At an Iowa presidential town hall event hosted by CNN this week, Sen. Kamala Harris (D-CA) defended her support for the Medicare for All health care plan Sen. Bernie Sanders (I-VT) introduced last Congress, including the fact that it would eliminate private health insurance.
The next day, her spokesman clarified her position. “Medicare-for-all is the plan that she believes will solve the problem and get all Americans covered. Period. She has co-sponsored other pieces of legislation that she sees as a path to getting us there, but this is the plan she is running on."
Both political reporters and some of Harris’ critics on the left portrayed this clarification as a walkback—as if Harris were waffling on her commitment to Medicare for All. This analysis is wrong, and worse, seeks to impose litmus tests on Democratic candidates that make no sense and that no candidate would pass.
In addition to cosponsoring Sanders’s Medicare for All bill, Harris has cosponsored legislation to establish a public insurance option in state exchanges and a bill that would allow people and large employers to buy into Medicare. The fact that she’d accept those bills as half measures if Congress passes them during her presidency isn’t surprising at all, or even really new.

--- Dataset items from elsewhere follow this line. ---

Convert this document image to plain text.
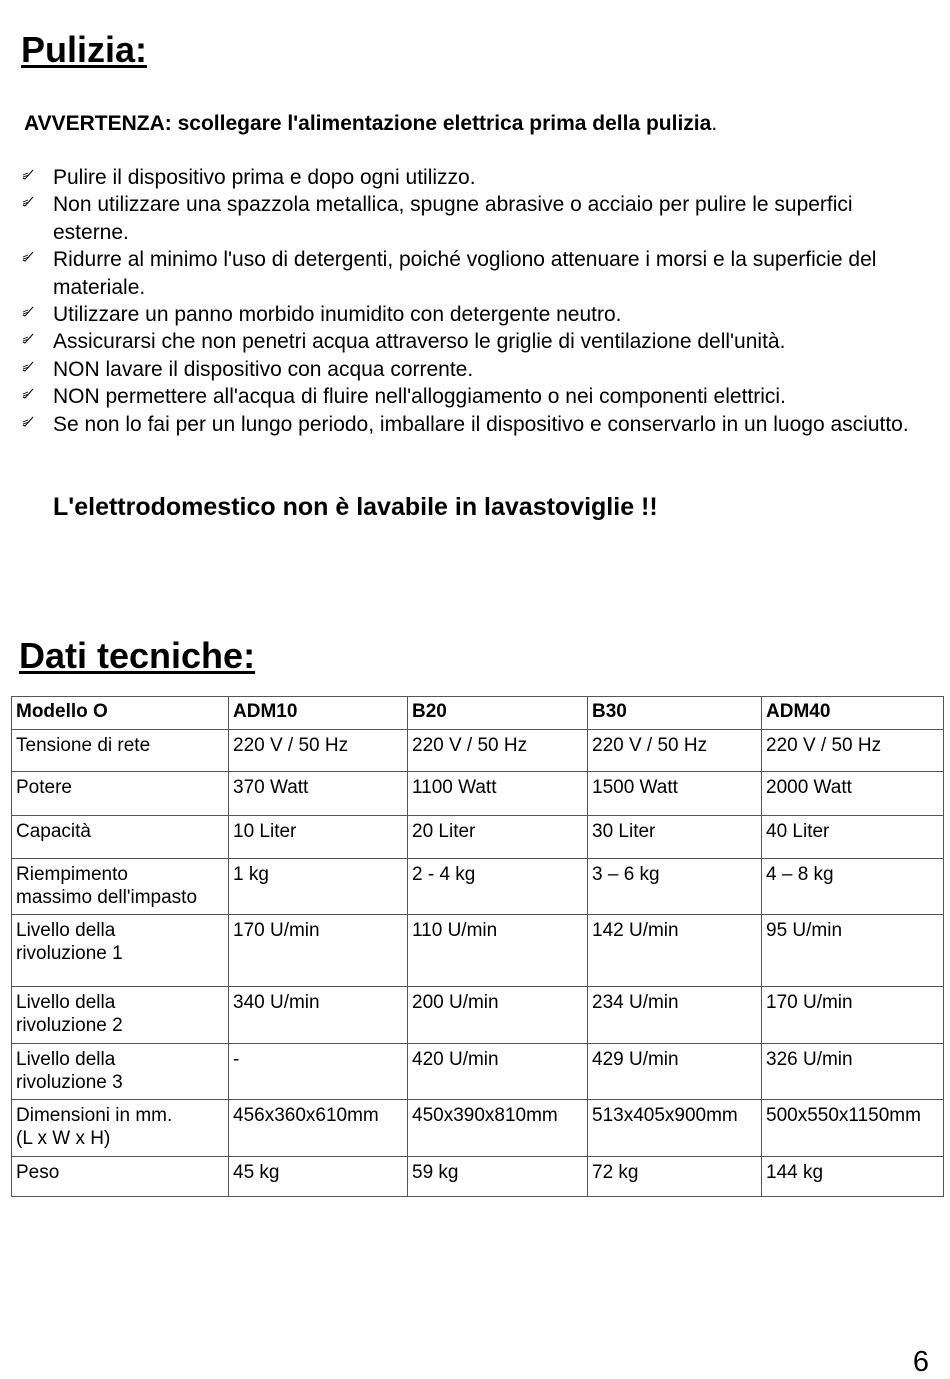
Pulizia:

AVVERTENZA: scollegare l'alimentazione elettrica prima della pulizia.

Pulire il dispositivo prima e dopo ogni utilizzo.
Non utilizzare una spazzola metallica, spugne abrasive o acciaio per pulire le superfici esterne.
Ridurre al minimo l'uso di detergenti, poiché vogliono attenuare i morsi e la superficie del materiale.
Utilizzare un panno morbido inumidito con detergente neutro.
Assicurarsi che non penetri acqua attraverso le griglie di ventilazione dell'unità.
NON lavare il dispositivo con acqua corrente.
NON permettere all'acqua di fluire nell'alloggiamento o nei componenti elettrici.
Se non lo fai per un lungo periodo, imballare il dispositivo e conservarlo in un luogo asciutto.

L'elettrodomestico non è lavabile in lavastoviglie !!

Dati tecniche:
Modello O	ADM10	B20	B30	ADM40
Tensione di rete	220 V / 50 Hz	220 V / 50 Hz	220 V / 50 Hz	220 V / 50 Hz
Potere	370 Watt	1100 Watt	1500 Watt	2000 Watt
Capacità	10 Liter	20 Liter	30 Liter	40 Liter
Riempimento
massimo dell'impasto	1 kg	2 - 4 kg	3 – 6 kg	4 – 8 kg
Livello della
rivoluzione 1	170 U/min	110 U/min	142 U/min	95 U/min
Livello della
rivoluzione 2	340 U/min	200 U/min	234 U/min	170 U/min
Livello della
rivoluzione 3	-	420 U/min	429 U/min	326 U/min
Dimensioni in mm.
(L x W x H)	456x360x610mm	450x390x810mm	513x405x900mm	500x550x1150mm
Peso	45 kg	59 kg	72 kg	144 kg
6
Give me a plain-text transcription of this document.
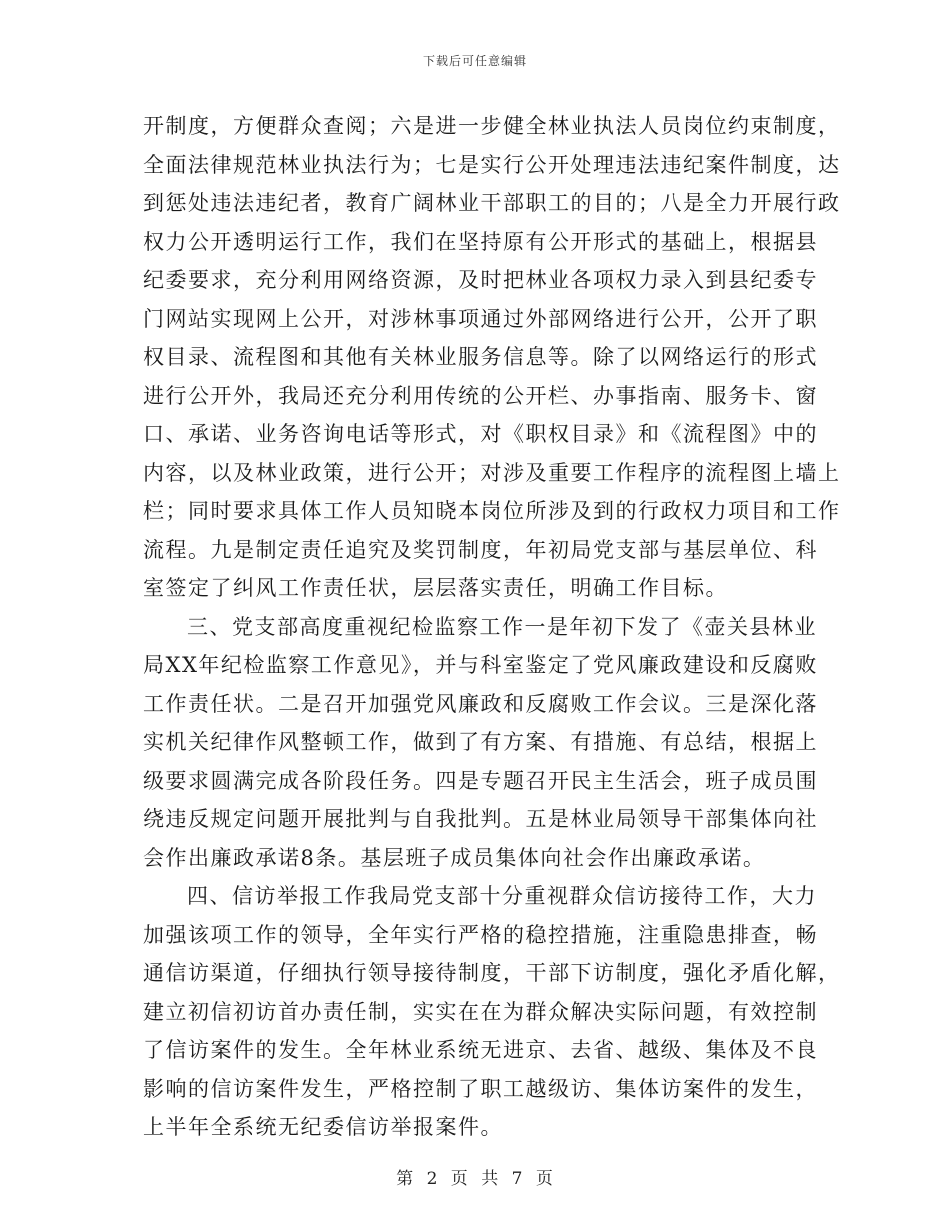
下载后可任意编辑
开制度，方便群众查阅；六是进一步健全林业执法人员岗位约束制度，
全面法律规范林业执法行为；七是实行公开处理违法违纪案件制度，达
到惩处违法违纪者，教育广阔林业干部职工的目的；八是全力开展行政
权力公开透明运行工作，我们在坚持原有公开形式的基础上，根据县
纪委要求，充分利用网络资源，及时把林业各项权力录入到县纪委专
门网站实现网上公开，对涉林事项通过外部网络进行公开，公开了职
权目录、流程图和其他有关林业服务信息等。除了以网络运行的形式
进行公开外，我局还充分利用传统的公开栏、办事指南、服务卡、窗
口、承诺、业务咨询电话等形式，对《职权目录》和《流程图》中的
内容，以及林业政策，进行公开；对涉及重要工作程序的流程图上墙上
栏；同时要求具体工作人员知晓本岗位所涉及到的行政权力项目和工作
流程。九是制定责任追究及奖罚制度，年初局党支部与基层单位、科
室签定了纠风工作责任状，层层落实责任，明确工作目标。
三、党支部高度重视纪检监察工作一是年初下发了《壶关县林业
局XX年纪检监察工作意见》，并与科室鉴定了党风廉政建设和反腐败
工作责任状。二是召开加强党风廉政和反腐败工作会议。三是深化落
实机关纪律作风整顿工作，做到了有方案、有措施、有总结，根据上
级要求圆满完成各阶段任务。四是专题召开民主生活会，班子成员围
绕违反规定问题开展批判与自我批判。五是林业局领导干部集体向社
会作出廉政承诺8条。基层班子成员集体向社会作出廉政承诺。
四、信访举报工作我局党支部十分重视群众信访接待工作，大力
加强该项工作的领导，全年实行严格的稳控措施，注重隐患排查，畅
通信访渠道，仔细执行领导接待制度，干部下访制度，强化矛盾化解，
建立初信初访首办责任制，实实在在为群众解决实际问题，有效控制
了信访案件的发生。全年林业系统无进京、去省、越级、集体及不良
影响的信访案件发生，严格控制了职工越级访、集体访案件的发生，
上半年全系统无纪委信访举报案件。
第 2 页 共 7 页
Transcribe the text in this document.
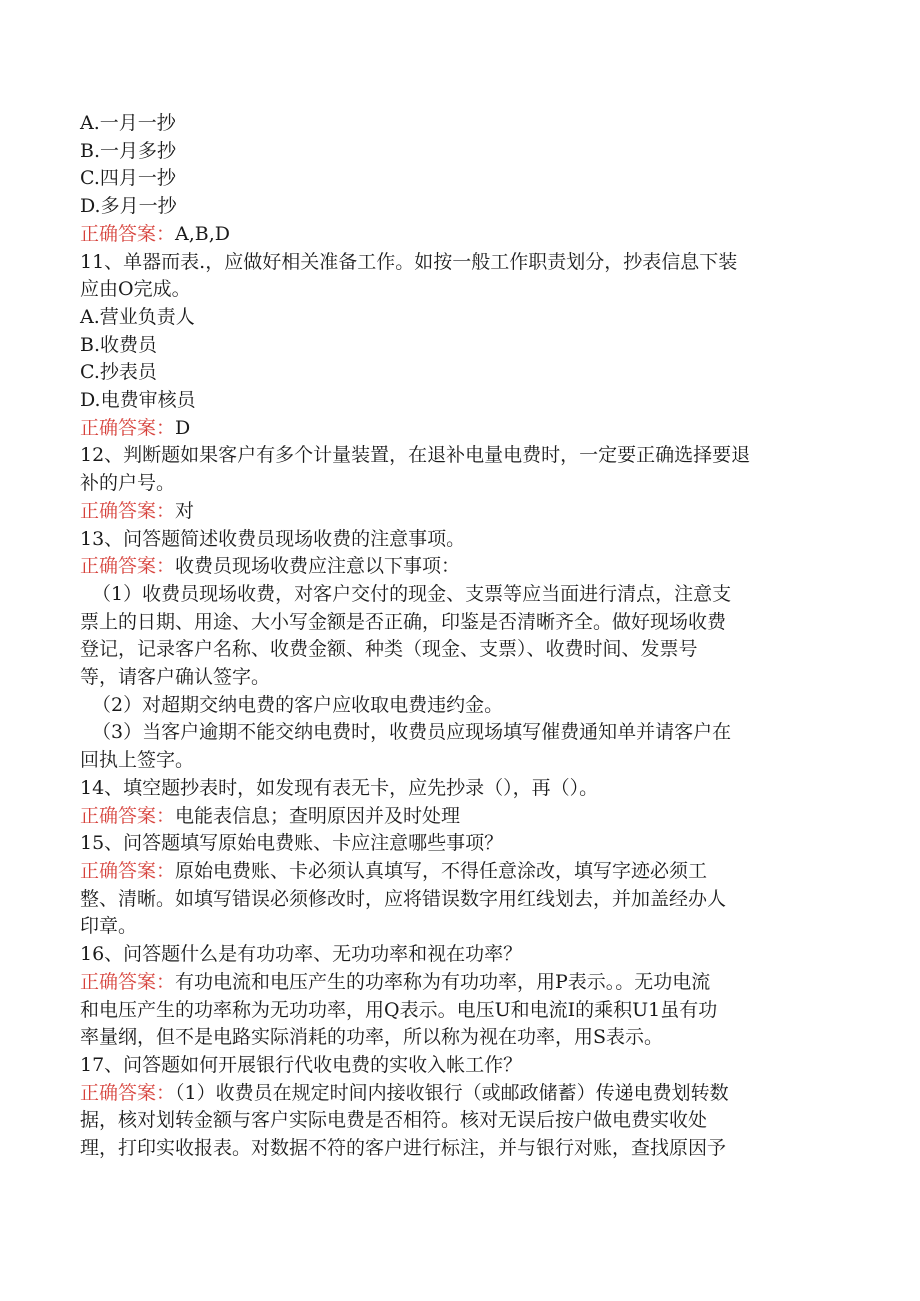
A.一月一抄
B.一月多抄
C.四月一抄
D.多月一抄
正确答案：A,B,D
11、单器而表.，应做好相关准备工作。如按一般工作职责划分，抄表信息下装
应由O完成。
A.营业负责人
B.收费员
C.抄表员
D.电费审核员
正确答案：D
12、判断题如果客户有多个计量装置，在退补电量电费时，一定要正确选择要退
补的户号。
正确答案：对
13、问答题简述收费员现场收费的注意事项。
正确答案：收费员现场收费应注意以下事项：
（1）收费员现场收费，对客户交付的现金、支票等应当面进行清点，注意支
票上的日期、用途、大小写金额是否正确，印鉴是否清晰齐全。做好现场收费
登记，记录客户名称、收费金额、种类（现金、支票）、收费时间、发票号
等，请客户确认签字。
（2）对超期交纳电费的客户应收取电费违约金。
（3）当客户逾期不能交纳电费时，收费员应现场填写催费通知单并请客户在
回执上签字。
14、填空题抄表时，如发现有表无卡，应先抄录（），再（）。
正确答案：电能表信息；查明原因并及时处理
15、问答题填写原始电费账、卡应注意哪些事项？
正确答案：原始电费账、卡必须认真填写，不得任意涂改，填写字迹必须工
整、清晰。如填写错误必须修改时，应将错误数字用红线划去，并加盖经办人
印章。
16、问答题什么是有功功率、无功功率和视在功率？
正确答案：有功电流和电压产生的功率称为有功功率，用P表示。。无功电流
和电压产生的功率称为无功功率，用Q表示。电压U和电流I的乘积U1虽有功
率量纲，但不是电路实际消耗的功率，所以称为视在功率，用S表示。
17、问答题如何开展银行代收电费的实收入帐工作？
正确答案：（1）收费员在规定时间内接收银行（或邮政储蓄）传递电费划转数
据，核对划转金额与客户实际电费是否相符。核对无误后按户做电费实收处
理，打印实收报表。对数据不符的客户进行标注，并与银行对账，查找原因予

By the same token, Sanders has supported Medicare for All since forever, but he provided a decisive vote to pass the Affordable Care Act, and he also cosponsored the same public option bill Harris views as a backup plan.
From Brian: The assertion that Harris has “backtracked” and the criticism of her for supposedly backtracking imply Democrats should not only support Bernie’s Medicare for All plan, but should promise to veto any health care reform bills that don’t achieve those goals straight out of the gate. No Democratic candidates hold that view, nor should they. Democrats are engaged in a real and important debate over how to achieve universal, single-payer coverage, particularly about how to transition from the current system to that. This stands in contrast to Republicans (who want to gut the Affordable Care Act, Medicare, and Medicaid), and Howard Schultz (who only wants to gut Medicare), and people should describe that debate accurately, and engage it in good faith.